The connector on the joystick cable is 9-pin-D-Sub Female, so the connector on the computer is 9-pin-D-Sub male.
It seems that there is a standard for this connector but later on some manufactorers made their own alternatives to this.
|5||POT Y||Extra Button|
|9||POT X||Extra Button|
Directions and buttons are used the same way. When a direction (or the button) is pressed, there is a connection between the Pin and GND.
The Directions are digital buttons like the button itself. You could push up+down at the same time but that would be pretty confusing for the C64.
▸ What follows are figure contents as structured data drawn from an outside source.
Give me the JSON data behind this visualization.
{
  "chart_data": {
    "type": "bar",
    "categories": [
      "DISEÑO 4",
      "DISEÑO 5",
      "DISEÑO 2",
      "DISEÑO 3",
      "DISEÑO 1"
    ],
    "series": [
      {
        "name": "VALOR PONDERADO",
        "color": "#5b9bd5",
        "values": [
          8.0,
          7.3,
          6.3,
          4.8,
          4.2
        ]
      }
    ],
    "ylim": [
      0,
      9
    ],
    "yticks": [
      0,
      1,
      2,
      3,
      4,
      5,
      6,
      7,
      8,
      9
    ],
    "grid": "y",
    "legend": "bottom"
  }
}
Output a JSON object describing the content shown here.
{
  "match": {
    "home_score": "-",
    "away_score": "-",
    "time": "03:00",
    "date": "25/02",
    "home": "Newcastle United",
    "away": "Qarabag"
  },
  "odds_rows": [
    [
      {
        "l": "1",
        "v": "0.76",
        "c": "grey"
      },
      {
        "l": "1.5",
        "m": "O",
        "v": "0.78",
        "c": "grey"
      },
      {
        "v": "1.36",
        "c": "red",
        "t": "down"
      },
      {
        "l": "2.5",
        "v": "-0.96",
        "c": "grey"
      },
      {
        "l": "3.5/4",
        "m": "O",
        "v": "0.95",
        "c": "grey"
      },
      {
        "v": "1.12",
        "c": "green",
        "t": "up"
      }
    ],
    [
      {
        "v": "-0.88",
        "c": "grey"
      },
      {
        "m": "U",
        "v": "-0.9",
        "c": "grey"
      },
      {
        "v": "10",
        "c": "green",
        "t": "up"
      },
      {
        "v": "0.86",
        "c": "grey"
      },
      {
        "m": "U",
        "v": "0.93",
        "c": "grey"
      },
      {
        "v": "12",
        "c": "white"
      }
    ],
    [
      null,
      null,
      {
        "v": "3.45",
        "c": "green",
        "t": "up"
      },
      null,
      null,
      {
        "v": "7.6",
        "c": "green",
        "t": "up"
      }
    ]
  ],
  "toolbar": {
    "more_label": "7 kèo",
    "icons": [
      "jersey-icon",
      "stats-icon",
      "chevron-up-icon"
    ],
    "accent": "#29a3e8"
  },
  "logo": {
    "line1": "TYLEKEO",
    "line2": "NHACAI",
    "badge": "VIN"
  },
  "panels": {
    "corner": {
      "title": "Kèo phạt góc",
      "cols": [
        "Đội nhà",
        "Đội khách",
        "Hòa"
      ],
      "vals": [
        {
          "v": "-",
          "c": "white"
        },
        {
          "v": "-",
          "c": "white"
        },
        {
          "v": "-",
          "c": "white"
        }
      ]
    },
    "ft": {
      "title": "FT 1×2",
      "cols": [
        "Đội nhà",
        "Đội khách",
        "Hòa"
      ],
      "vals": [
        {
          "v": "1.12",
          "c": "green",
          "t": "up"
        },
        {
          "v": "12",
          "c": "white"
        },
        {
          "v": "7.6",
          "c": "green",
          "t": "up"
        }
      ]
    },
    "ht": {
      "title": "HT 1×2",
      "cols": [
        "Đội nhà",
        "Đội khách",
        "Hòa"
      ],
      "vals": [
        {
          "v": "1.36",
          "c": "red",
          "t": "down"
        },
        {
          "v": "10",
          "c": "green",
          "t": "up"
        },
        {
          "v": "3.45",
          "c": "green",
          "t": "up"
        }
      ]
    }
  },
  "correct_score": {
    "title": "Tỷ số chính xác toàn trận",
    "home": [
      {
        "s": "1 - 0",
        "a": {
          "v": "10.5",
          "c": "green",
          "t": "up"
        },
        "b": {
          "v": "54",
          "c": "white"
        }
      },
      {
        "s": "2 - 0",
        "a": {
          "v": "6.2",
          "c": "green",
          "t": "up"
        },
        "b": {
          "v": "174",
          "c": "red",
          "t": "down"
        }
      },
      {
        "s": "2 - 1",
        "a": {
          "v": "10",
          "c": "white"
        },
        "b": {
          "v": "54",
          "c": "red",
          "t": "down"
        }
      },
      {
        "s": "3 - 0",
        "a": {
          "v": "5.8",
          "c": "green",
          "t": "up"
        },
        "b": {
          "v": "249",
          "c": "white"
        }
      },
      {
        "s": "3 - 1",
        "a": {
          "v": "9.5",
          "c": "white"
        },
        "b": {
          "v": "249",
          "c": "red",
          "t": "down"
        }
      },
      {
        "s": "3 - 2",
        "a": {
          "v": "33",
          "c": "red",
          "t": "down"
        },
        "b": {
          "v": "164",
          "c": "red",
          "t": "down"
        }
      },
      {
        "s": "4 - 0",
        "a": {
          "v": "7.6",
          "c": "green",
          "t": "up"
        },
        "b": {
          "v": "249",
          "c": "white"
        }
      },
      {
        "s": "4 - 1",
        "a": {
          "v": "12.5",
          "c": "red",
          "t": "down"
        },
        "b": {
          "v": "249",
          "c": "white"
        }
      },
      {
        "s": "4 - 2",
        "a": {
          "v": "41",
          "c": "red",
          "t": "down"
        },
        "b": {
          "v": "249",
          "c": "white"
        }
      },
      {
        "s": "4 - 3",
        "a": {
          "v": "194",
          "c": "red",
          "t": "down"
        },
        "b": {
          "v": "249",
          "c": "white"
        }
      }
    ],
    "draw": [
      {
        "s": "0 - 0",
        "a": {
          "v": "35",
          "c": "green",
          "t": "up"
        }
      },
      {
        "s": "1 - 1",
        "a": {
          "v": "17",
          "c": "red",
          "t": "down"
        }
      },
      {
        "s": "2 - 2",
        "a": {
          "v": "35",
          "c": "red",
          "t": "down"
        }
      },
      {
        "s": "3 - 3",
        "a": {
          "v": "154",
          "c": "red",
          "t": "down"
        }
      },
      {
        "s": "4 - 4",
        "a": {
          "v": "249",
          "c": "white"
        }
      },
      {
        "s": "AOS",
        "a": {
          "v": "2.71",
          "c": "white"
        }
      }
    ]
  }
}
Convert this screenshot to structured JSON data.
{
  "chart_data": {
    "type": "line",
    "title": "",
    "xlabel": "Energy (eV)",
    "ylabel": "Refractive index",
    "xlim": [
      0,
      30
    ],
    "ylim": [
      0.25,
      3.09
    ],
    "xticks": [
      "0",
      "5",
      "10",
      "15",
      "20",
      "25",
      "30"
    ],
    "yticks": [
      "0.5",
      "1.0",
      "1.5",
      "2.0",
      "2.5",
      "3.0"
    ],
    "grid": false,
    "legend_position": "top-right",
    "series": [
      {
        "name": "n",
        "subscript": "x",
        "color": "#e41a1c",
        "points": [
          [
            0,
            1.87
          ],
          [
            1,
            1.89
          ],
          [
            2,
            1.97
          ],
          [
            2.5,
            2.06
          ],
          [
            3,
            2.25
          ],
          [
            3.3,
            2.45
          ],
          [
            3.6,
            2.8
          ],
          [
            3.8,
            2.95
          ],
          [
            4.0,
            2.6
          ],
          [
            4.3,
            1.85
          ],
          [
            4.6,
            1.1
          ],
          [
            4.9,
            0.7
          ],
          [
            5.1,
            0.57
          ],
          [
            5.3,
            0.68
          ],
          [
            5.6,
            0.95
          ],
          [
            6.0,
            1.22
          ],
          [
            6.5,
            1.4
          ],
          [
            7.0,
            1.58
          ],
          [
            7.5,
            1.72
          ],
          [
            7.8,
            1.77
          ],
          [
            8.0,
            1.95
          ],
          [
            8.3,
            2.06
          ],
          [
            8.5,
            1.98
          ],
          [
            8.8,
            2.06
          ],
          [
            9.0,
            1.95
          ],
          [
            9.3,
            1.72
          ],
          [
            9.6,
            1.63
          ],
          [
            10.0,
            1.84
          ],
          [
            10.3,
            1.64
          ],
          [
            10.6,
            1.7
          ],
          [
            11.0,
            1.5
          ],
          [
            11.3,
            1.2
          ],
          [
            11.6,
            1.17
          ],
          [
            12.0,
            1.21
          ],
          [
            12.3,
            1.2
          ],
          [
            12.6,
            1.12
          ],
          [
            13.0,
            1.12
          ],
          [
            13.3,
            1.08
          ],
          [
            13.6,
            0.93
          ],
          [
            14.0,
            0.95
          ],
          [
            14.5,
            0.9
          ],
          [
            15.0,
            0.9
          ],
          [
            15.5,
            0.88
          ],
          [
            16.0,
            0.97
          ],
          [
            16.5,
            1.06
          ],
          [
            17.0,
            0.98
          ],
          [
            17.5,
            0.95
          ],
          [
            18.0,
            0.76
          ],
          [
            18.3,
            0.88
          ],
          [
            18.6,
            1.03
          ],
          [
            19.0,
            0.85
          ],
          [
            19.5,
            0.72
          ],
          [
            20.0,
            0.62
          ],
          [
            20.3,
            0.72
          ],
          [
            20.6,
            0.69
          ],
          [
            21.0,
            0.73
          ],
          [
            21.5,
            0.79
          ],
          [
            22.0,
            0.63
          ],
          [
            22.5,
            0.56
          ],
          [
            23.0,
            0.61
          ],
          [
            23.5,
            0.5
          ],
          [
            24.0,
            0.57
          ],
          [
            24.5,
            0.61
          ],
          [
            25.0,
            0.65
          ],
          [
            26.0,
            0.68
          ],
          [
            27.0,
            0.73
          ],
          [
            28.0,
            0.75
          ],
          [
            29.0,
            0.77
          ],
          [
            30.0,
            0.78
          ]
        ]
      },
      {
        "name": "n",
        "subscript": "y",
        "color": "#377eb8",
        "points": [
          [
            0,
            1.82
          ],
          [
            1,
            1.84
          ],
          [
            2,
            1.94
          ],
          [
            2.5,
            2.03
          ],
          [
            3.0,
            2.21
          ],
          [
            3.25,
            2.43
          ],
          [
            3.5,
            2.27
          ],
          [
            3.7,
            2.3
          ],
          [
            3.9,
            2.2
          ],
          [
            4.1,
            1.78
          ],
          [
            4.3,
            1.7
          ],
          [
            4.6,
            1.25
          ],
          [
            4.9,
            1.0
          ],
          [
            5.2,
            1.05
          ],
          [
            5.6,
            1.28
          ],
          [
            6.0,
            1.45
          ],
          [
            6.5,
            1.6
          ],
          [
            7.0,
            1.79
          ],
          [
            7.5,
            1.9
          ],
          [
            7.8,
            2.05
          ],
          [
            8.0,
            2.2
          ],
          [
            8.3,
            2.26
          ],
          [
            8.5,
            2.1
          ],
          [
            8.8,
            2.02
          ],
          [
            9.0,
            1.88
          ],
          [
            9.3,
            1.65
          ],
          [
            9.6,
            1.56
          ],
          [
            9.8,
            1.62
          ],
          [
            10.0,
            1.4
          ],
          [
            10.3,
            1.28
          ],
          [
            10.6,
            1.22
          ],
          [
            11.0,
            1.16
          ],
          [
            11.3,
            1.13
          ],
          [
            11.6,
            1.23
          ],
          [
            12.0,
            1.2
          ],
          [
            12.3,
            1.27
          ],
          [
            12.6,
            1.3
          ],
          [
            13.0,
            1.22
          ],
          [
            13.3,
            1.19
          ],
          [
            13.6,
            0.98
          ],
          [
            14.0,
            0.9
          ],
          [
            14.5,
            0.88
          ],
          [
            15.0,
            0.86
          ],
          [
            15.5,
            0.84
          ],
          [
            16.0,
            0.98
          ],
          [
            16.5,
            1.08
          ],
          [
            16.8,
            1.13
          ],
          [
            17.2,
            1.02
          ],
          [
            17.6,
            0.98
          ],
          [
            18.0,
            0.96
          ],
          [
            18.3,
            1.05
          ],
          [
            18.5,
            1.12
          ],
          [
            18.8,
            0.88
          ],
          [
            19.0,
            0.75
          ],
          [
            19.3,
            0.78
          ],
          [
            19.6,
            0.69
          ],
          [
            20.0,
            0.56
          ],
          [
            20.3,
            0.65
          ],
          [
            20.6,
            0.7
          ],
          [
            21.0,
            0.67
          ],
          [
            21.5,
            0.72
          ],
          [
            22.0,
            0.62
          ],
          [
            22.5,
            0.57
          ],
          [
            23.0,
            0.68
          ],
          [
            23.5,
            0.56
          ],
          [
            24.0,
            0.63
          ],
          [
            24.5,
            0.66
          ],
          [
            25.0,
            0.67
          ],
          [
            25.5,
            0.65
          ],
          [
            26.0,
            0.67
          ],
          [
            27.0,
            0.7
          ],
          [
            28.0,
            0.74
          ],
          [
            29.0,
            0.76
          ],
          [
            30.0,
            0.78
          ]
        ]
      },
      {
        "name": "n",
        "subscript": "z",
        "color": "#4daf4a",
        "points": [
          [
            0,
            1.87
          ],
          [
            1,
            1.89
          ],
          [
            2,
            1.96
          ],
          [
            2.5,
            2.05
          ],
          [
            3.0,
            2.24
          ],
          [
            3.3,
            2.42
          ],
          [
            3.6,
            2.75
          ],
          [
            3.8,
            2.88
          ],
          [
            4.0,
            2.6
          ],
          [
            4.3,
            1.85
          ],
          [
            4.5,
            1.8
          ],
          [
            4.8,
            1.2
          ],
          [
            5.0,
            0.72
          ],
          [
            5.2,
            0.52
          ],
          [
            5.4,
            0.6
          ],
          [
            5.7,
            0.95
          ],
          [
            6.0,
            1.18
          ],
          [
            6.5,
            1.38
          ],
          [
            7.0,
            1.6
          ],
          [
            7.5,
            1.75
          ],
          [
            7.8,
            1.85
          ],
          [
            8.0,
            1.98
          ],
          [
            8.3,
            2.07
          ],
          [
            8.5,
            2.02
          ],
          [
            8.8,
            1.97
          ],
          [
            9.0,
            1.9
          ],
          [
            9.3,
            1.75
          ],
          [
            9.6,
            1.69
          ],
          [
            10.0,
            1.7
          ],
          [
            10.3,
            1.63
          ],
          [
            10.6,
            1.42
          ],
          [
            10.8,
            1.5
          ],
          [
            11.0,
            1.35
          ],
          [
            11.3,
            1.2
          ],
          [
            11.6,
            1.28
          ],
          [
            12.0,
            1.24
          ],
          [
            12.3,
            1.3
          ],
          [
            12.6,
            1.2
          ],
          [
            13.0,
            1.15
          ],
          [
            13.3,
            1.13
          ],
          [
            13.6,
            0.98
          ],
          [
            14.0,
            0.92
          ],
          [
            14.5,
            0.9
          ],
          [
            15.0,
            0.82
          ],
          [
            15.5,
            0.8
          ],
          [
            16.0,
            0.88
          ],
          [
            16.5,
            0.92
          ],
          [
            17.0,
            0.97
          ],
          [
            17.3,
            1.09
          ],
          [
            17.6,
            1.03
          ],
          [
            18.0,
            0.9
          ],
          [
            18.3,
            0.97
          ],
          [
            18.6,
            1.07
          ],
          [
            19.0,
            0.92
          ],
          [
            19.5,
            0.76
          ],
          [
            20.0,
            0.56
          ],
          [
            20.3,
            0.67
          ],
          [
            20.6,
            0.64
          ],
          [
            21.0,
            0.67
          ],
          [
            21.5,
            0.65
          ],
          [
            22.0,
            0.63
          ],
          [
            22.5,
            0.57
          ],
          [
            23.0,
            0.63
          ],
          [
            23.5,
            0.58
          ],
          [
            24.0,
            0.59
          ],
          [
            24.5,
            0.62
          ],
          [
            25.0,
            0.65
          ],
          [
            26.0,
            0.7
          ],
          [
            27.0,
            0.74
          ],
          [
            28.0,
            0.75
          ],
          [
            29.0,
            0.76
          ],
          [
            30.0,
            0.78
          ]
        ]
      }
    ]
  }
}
You will notive that it is very easy building your own Joystick (electrically). Still the mechanical plans are more interesting.
For the real basics the power supply isn't really needed. Some Joysticks need it for pretty lights or some Auto-Fire-function. On the C64 a joystick
was only allowed to draw 50mA (100mA due to some other information) from the C64. I believe that this supply might also be needed for the Potis
However some Joysticks have some more sophisticated hardware in them (ICs, transistors) that need power to give out the right button selection.
So what about the POTs? For some games (usually Break-out, Arkanoid and so) you could use the "Paddle". Instead of a joystick
you only had a small knob that you could turn and your paddle on the screen moved like that. With fast turning you could get the paddle from one end of
the screen to another. Normally one player also needed one knob so you could have two players at one control port. As the C64 had two control ports you
were able to use 4 paddles in a game.
Those turning knobs are internally simple potentiometers (variable resistors). I believe they were connected to P5V (due to my old paper guide).
Due to some internet information, the Pots are linear 470kOhm but I can't confirm that information. My C64 paper guide rather reports
a variable resistor from 20 Ohm to 200 KOhm.
When I get my hands on one of those paddles, I will update this information.
Some joystick and hardware simply used the POT wires for additional buttons. That way you could have joysticks with 3 buttons.
Technically it would be possible to have 4 buttons (by using the P5V wire, too) but that would be pretty dangerous. When your computer doesn't know
about your modification, it would send 5V over that wire and when you press Button4 you would connect those to GND. Connecting P5V to GND has very unhappy
consequences from "Heating up" "Sparks" to even "Fire".
It was possible to connect some Light Pen to the C64. You could paint directly on your TV. The C64 found out where you pointed and
reacted by putting a dot there. (Or some other painting methods)I remember trying out one but then giving it back because it worked like crap. Due to my paper guide
pin 6 (the Button pin) was responsible for the pen to work. Apart from that I have no real information about this.